Department of Biostatistics and Bioinformatics, Duke University, Durham, North Carolina, USA.
Center for Predictive Medicine, Duke Clinical Research Institute, Durham, North Carolina, USA.
J Am Med Inform Assoc. 2019 Dec 1;26(12):1609-1617. doi: 10.1093/jamia/ocz148.
Electronic health records (EHR) data have become a central data source for clinical research. One concern for using EHR data is that the process through which individuals engage with the health system, and find themselves within EHR data, can be informative. We have termed this process informed presence. In this study we use simulation and real data to assess how the informed presence can impact inference.
We first simulated a visit process where a series of biomarkers were observed informatively and uninformatively over time. We further compared inference derived from a randomized control trial (ie, uninformative visits) and EHR data (ie, potentially informative visits).
We find that only when there is both a strong association between the biomarker and the outcome as well as the biomarker and the visit process is there bias. Moreover, once there are some uninformative visits this bias is mitigated. In the data example we find, that when the "true" associations are null, there is no observed bias.

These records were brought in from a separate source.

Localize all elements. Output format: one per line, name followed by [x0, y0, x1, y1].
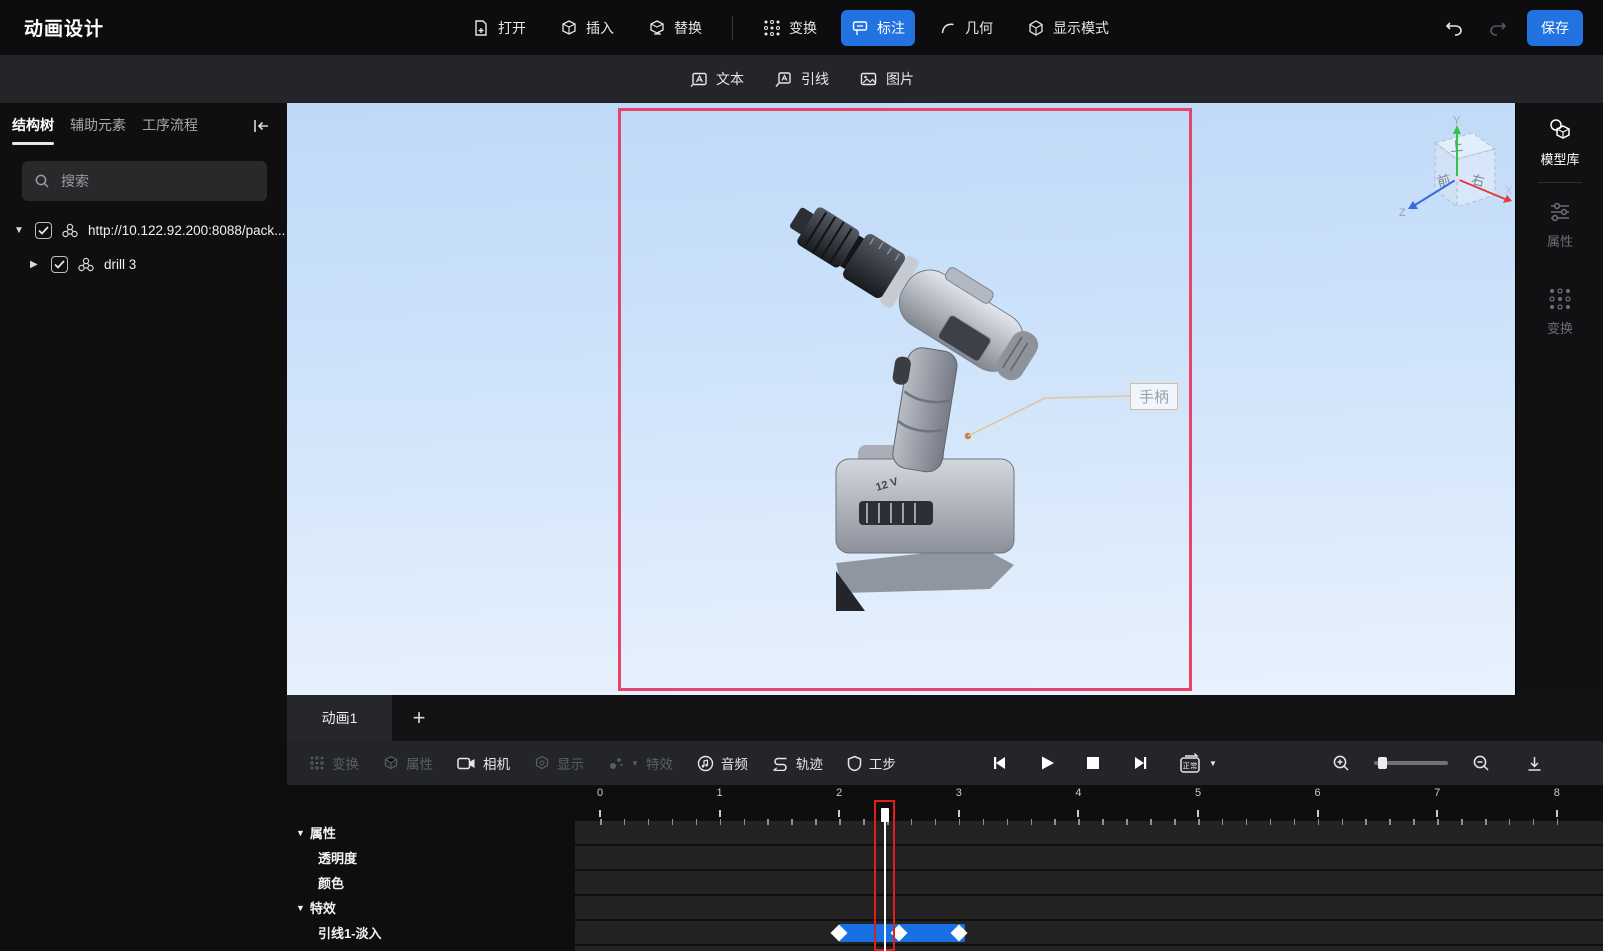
caret-down-icon[interactable]: ▼	[14, 225, 26, 236]
toolbar-divider	[732, 15, 733, 40]
collapse-panel-icon[interactable]	[251, 117, 271, 135]
viewport-3d[interactable]: 12 V 手柄 前 右 Y Z X	[287, 103, 1515, 695]
annotation-tag-icon	[851, 19, 869, 37]
tab-auxiliary-elements[interactable]: 辅助元素	[70, 115, 126, 145]
structure-panel: 结构树 辅助元素 工序流程 ▼ http://10.122.92.200:808…	[0, 103, 287, 695]
tree-item-package[interactable]: ▼ http://10.122.92.200:8088/pack...	[14, 222, 285, 239]
assembly-icon	[61, 222, 79, 239]
model-library-button[interactable]: 模型库	[1516, 103, 1603, 180]
top-toolbar: 动画设计 打开 插入 替换 变换 标注 几何 显示模式 保存	[0, 0, 1603, 55]
panel-tabs: 结构树 辅助元素 工序流程	[12, 115, 198, 145]
undo-button[interactable]	[1439, 13, 1469, 43]
search-box[interactable]	[22, 161, 267, 201]
display-mode-button[interactable]: 显示模式	[1017, 10, 1119, 46]
image-icon	[859, 70, 878, 89]
leader-line-icon	[774, 70, 793, 89]
properties-button[interactable]: 属性	[1516, 185, 1603, 262]
search-input[interactable]	[59, 172, 239, 190]
geometry-button[interactable]: 几何	[929, 10, 1003, 46]
tab-structure-tree[interactable]: 结构树	[12, 115, 54, 145]
axis-z-label: Z	[1399, 207, 1406, 219]
replace-button[interactable]: 替换	[638, 10, 712, 46]
timeline-panel: 动画1 + 变换 属性 相机 显示 ▼ 特效 音频 轨迹 工步 正常 ▼ ▼ 属…	[0, 695, 1603, 951]
app-window: 动画设计 打开 插入 替换 变换 标注 几何 显示模式 保存 文本 引线 图片 …	[0, 0, 1603, 951]
text-tool-button[interactable]: 文本	[689, 69, 744, 89]
keyframe-layer	[0, 695, 1603, 951]
transform-button[interactable]: 变换	[753, 10, 827, 46]
assembly-icon	[77, 256, 95, 273]
checkbox-checked-icon[interactable]	[51, 256, 68, 273]
app-title: 动画设计	[24, 19, 105, 40]
redo-button[interactable]	[1483, 13, 1513, 43]
annotation-handle-label[interactable]: 手柄	[1130, 383, 1178, 410]
caret-right-icon[interactable]: ▶	[30, 259, 42, 270]
dots-grid-icon	[1547, 286, 1573, 312]
cube-plus-icon	[560, 19, 578, 37]
leader-tool-button[interactable]: 引线	[774, 69, 829, 89]
top-toolbar-buttons: 打开 插入 替换 变换 标注 几何 显示模式	[462, 0, 1119, 55]
leader-line	[967, 395, 1131, 437]
arc-icon	[939, 19, 957, 37]
tab-process-flow[interactable]: 工序流程	[142, 115, 198, 145]
model-library-icon	[1547, 117, 1573, 143]
rail-separator	[1537, 182, 1582, 183]
tree-item-label: drill 3	[104, 257, 137, 272]
top-toolbar-right: 保存	[1439, 0, 1583, 55]
drill-model[interactable]: 12 V	[287, 103, 1515, 695]
dots-grid-icon	[763, 19, 781, 37]
tree-item-drill3[interactable]: ▶ drill 3	[30, 256, 136, 273]
transform-rail-button[interactable]: 变换	[1516, 272, 1603, 349]
image-tool-button[interactable]: 图片	[859, 69, 914, 89]
right-tool-rail: 模型库 属性 变换	[1515, 103, 1603, 695]
text-box-icon	[689, 70, 708, 89]
axis-x-label: X	[1505, 185, 1513, 197]
search-icon	[34, 173, 50, 189]
checkbox-checked-icon[interactable]	[35, 222, 52, 239]
save-button[interactable]: 保存	[1527, 9, 1583, 46]
navigation-cube[interactable]: 上 前 右 Y Z X	[1395, 115, 1515, 233]
cube-swap-icon	[648, 19, 666, 37]
cube-mode-icon	[1027, 19, 1045, 37]
open-button[interactable]: 打开	[462, 10, 536, 46]
annotation-button[interactable]: 标注	[841, 9, 915, 46]
annotation-subtoolbar: 文本 引线 图片	[0, 55, 1603, 103]
insert-button[interactable]: 插入	[550, 10, 624, 46]
document-plus-icon	[472, 19, 490, 37]
tree-item-label: http://10.122.92.200:8088/pack...	[88, 223, 286, 238]
axis-y-label: Y	[1453, 115, 1461, 127]
sliders-icon	[1547, 199, 1573, 225]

These results suggest that an informative visit process can exaggerate an association but cannot induce one. Furthermore, careful study design can, mitigate the potential bias when some noninformative visits are included.
While there are legitimate concerns regarding biases that "messy" EHR data may induce, the conditions for such biases are extreme and can be accounted for.
电子健康记录(EHR)数据已成为临床研究的主要数据源。使用 EHR 数据的一个问题是,个体与医疗系统互动并在 EHR 数据中出现的过程可能具有信息性。我们将这一过程称为“知情存在”。在这项研究中,我们使用模拟和真实数据来评估知情存在如何影响推断。
我们首先模拟了一个就诊过程,其中一系列生物标志物随着时间的推移被有信息和无信息地观察。我们进一步比较了来自随机对照试验(即无信息就诊)和 EHR 数据(即可能有信息的就诊)得出的推断。
我们发现,只有当生物标志物与结果之间以及生物标志物与就诊过程之间存在很强的关联时,才会存在偏差。此外,一旦存在一些无信息就诊,这种偏差就会减轻。在我们的数据分析中,当“真实”关联为零时,就不会观察到偏差。
这些结果表明,知情就诊过程可能夸大关联,但不能诱导关联。此外,当包含一些无信息就诊时,仔细的研究设计可以减轻潜在的偏差。
虽然人们对“杂乱”的 EHR 数据可能引起的偏差存在合理的担忧,但这些偏差的条件是极端的,可以加以考虑。